How can I calculate my output and gain when 2 sources are connected at the positive input of opamp?

Question

I can't solve this problem because the opamp's positive input has 2 sources.

How can I calculate my output and gain when 2 sources are connected at the positive input of the opamp?

Answer 1

The Golden Rules of Opamps apply to non-inverting input: no current flows into the inputs of an opamp.

Now, calculating the voltage at the node between R3 and R4 should be very basic network theory!

Answer 2

Perhaps the simplest way is to use superposition (which assumes the op-amp is linear).

By inspection you can see that gain is +151 from the non-inverting input, and -150 from the unmarked voltage source on the left, assuming an op-amp with very high gain.

You can even include input bias current and offset voltage contributions using superposition if you want, but usually problems of this sort ignore input bias and offset currents and input offset voltage.

Answer 3

Perhaps a graphical solution will help you calculate the IN₊ voltage.

^{simulate this circuit – Schematic created using CircuitLab}

Figure 1. (a) The equivalent circuit. (b) A voltage graph.

• The current through R1 is going to run downhill from V1 to V2.
• The total voltage drop across R1 + R2 = V1 - V2.
• The relative voltage drop across R1 and R2 will be proportional to their ratios.
• Now it should be clear from Figure 1b that V+ is two-thirds of the way between 5 V and 3 V.

The rest is a little bit of algebra.

Answer 4

How to analyze circuits

Unknown circuits should be analyzed not blindly as an eclectic mixture of elements but by breaking them into well-known circuit building sub-blocks and concepts.

OP's circuit

Edit: Guided by this "golden didactic rule", we should not consider the OP's circuit as consisting of four resistors and an op-amp but of two sub-circuits - a passive resistor summer (R3 and R4) and an op-amp non-inverting amplifier (R1, R2 and the op-amp).

Passive summer

It is an extremely simple circuit of only two resistors with "magic" properties. It sums the input voltages of single-ended (grounded) sources by pre-scaling them with weighting factors (<1); its output is also single-ended. This circuit is an excellent example of the superposition principle. It can be seen in many other circuit solutions the most famous of which is the inverting amplifier. I have collected related links in my answer to a similar question. The most interesting of them is a Wikibooks story created by my students in 2008.

Non-inverting amplifier

Looking from the side of the summer output, we see a "reversed voltage divider" consisting of an ordinary voltage divider with a gain of R1/(R1+ R2) and a "reversing" op-amp. The op-amp drives the voltage divider input so that to make its output voltage at the inverting input equal to the input voltage at the non-inverting input. As a result, the op-amp output voltage is (R1 + R2)/R1. See more about this explanation in the Wikibooks story created by my students in 2008 and in my RG question.

Inverting amplifier

Looking from the side of the third voltage source (on the left), we can see something very interesting - the two resistors R1 and R2 form the same passive resistor summer as the network of R3 and R4. Here the humble 2-resistor network sums the third input voltage and the op-amp output voltage... and since the latter has an opposite polarity, this is actually a subtractor.
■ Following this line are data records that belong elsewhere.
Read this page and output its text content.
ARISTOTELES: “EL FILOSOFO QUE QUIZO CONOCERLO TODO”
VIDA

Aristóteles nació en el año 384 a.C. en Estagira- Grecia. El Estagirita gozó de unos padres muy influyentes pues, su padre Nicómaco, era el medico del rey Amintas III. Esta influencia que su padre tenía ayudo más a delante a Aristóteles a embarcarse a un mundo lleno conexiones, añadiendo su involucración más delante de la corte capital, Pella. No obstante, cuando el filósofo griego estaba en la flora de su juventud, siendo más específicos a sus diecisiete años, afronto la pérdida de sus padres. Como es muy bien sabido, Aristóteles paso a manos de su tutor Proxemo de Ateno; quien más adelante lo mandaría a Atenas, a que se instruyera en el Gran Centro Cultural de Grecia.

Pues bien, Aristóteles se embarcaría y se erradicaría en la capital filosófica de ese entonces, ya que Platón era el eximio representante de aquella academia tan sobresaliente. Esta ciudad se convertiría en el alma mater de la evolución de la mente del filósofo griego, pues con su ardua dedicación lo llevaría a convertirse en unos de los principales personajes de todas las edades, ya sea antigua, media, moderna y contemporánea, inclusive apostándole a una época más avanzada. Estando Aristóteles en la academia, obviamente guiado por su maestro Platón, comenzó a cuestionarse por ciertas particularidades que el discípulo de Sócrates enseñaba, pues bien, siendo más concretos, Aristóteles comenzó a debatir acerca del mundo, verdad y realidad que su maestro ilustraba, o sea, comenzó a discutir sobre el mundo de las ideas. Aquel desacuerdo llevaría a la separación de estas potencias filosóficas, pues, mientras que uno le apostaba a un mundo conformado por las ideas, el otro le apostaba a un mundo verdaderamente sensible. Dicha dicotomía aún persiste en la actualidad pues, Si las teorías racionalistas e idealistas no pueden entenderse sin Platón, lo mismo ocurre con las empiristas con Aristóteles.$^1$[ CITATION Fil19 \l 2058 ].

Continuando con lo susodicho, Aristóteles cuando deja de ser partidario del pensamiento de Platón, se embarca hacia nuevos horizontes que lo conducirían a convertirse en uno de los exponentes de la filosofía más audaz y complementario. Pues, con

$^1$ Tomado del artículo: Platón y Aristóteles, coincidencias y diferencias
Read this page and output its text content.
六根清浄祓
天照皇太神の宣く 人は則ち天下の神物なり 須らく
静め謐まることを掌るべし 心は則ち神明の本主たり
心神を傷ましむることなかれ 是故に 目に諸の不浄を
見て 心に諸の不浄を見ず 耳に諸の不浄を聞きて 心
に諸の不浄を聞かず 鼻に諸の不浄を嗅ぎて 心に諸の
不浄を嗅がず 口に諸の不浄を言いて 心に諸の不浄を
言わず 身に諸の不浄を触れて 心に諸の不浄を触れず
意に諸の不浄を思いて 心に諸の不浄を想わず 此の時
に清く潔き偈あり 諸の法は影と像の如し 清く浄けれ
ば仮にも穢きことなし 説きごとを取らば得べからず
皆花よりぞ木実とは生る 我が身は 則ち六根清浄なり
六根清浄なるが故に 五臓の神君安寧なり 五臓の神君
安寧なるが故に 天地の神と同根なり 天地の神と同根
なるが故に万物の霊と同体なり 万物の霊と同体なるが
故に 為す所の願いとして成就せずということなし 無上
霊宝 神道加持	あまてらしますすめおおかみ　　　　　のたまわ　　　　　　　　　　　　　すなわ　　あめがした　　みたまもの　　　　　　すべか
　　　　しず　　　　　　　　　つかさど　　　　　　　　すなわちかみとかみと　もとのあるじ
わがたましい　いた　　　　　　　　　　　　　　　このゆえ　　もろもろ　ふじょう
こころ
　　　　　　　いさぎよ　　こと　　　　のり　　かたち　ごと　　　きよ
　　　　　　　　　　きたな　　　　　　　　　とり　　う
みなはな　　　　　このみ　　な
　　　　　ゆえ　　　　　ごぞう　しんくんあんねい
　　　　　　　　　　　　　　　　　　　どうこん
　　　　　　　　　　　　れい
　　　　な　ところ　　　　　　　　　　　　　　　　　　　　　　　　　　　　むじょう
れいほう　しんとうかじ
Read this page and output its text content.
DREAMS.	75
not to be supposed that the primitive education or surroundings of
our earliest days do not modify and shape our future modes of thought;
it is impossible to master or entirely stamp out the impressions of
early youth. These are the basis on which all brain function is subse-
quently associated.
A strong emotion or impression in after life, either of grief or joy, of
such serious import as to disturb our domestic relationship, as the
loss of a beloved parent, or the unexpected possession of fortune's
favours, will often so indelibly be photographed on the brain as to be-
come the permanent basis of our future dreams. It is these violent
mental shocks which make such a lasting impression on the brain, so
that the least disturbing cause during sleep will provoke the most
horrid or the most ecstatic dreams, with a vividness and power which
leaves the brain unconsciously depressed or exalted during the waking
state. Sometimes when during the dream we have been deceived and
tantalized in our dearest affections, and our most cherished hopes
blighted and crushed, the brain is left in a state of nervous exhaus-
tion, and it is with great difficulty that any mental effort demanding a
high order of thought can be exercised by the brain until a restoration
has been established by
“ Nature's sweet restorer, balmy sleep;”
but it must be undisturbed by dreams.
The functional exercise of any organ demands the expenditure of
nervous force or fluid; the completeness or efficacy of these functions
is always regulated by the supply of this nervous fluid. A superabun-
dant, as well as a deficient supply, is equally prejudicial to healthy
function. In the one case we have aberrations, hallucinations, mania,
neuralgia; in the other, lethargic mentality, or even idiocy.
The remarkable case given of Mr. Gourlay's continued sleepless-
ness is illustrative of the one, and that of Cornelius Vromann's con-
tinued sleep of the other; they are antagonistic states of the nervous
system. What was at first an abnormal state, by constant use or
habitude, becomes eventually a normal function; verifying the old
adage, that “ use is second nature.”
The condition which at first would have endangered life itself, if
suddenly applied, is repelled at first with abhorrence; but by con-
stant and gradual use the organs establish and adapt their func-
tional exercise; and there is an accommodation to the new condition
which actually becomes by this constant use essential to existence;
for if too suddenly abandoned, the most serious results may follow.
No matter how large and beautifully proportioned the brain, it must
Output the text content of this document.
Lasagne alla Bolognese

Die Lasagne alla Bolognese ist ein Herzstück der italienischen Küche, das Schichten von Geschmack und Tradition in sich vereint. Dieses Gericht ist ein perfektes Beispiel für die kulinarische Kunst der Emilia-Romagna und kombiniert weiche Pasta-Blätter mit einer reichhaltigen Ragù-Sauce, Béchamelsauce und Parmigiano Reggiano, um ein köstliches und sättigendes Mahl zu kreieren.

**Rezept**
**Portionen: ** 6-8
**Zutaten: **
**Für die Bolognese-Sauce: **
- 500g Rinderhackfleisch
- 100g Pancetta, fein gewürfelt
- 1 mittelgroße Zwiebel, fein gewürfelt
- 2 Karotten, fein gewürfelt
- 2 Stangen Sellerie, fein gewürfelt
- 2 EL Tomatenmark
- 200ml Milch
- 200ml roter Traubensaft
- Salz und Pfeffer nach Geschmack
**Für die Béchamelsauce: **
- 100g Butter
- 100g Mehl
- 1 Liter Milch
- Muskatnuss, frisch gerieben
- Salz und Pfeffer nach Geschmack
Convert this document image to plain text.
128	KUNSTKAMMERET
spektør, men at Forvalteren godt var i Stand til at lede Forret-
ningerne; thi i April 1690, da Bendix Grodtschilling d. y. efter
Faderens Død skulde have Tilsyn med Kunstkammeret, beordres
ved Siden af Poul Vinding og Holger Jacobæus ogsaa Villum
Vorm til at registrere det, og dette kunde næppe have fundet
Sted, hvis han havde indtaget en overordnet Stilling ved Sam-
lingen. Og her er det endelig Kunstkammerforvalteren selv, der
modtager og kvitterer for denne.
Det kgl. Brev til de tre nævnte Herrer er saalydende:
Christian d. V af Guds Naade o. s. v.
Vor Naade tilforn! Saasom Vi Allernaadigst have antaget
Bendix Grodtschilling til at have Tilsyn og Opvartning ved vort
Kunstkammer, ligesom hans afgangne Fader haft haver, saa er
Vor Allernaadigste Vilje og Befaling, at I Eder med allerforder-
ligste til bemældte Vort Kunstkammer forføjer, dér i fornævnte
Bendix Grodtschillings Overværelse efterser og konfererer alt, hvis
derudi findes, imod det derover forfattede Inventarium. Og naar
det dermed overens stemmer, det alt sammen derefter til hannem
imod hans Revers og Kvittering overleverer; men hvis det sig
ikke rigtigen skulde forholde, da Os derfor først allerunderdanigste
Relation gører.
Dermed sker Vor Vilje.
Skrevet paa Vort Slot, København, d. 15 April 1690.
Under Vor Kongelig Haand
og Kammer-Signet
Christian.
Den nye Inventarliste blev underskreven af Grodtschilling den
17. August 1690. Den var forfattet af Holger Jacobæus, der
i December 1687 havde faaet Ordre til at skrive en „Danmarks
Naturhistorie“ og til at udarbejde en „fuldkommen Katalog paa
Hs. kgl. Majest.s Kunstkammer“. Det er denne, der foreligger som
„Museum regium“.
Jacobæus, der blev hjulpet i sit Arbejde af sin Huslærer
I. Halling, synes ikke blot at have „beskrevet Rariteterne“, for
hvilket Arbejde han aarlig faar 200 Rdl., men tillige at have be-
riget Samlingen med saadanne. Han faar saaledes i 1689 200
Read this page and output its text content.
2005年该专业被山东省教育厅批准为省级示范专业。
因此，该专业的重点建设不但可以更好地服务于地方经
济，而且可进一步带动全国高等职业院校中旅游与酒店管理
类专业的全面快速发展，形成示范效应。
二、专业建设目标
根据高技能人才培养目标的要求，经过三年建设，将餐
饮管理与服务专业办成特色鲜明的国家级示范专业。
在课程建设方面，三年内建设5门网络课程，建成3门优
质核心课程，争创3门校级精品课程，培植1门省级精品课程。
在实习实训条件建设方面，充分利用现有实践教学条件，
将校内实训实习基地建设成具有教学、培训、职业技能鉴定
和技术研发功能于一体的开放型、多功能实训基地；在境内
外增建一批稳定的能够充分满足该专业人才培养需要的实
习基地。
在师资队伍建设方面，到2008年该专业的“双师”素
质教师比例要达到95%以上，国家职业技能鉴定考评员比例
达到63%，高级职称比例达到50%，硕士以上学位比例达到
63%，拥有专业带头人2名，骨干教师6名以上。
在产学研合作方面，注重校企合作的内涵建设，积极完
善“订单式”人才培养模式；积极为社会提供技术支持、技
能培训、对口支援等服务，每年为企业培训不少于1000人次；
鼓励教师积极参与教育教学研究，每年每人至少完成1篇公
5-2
So we can consider R1, R2 and the op-amp not as a combination of two resistors and op-amp but as consisting of a resistor subtractor (R1 and R2) and op-amp. The subtractor is needed for the purposes of the negative feedback (comparison and attenuation).

Two summers

Very interesting... It turns out that we can consider the whole OP's circuit as consisting of two resistor summers and an op-amp? And what does the op-amp do here? It keeps up the output voltage of R1-R2 summer equal to the output voltage of R3-R4 summer.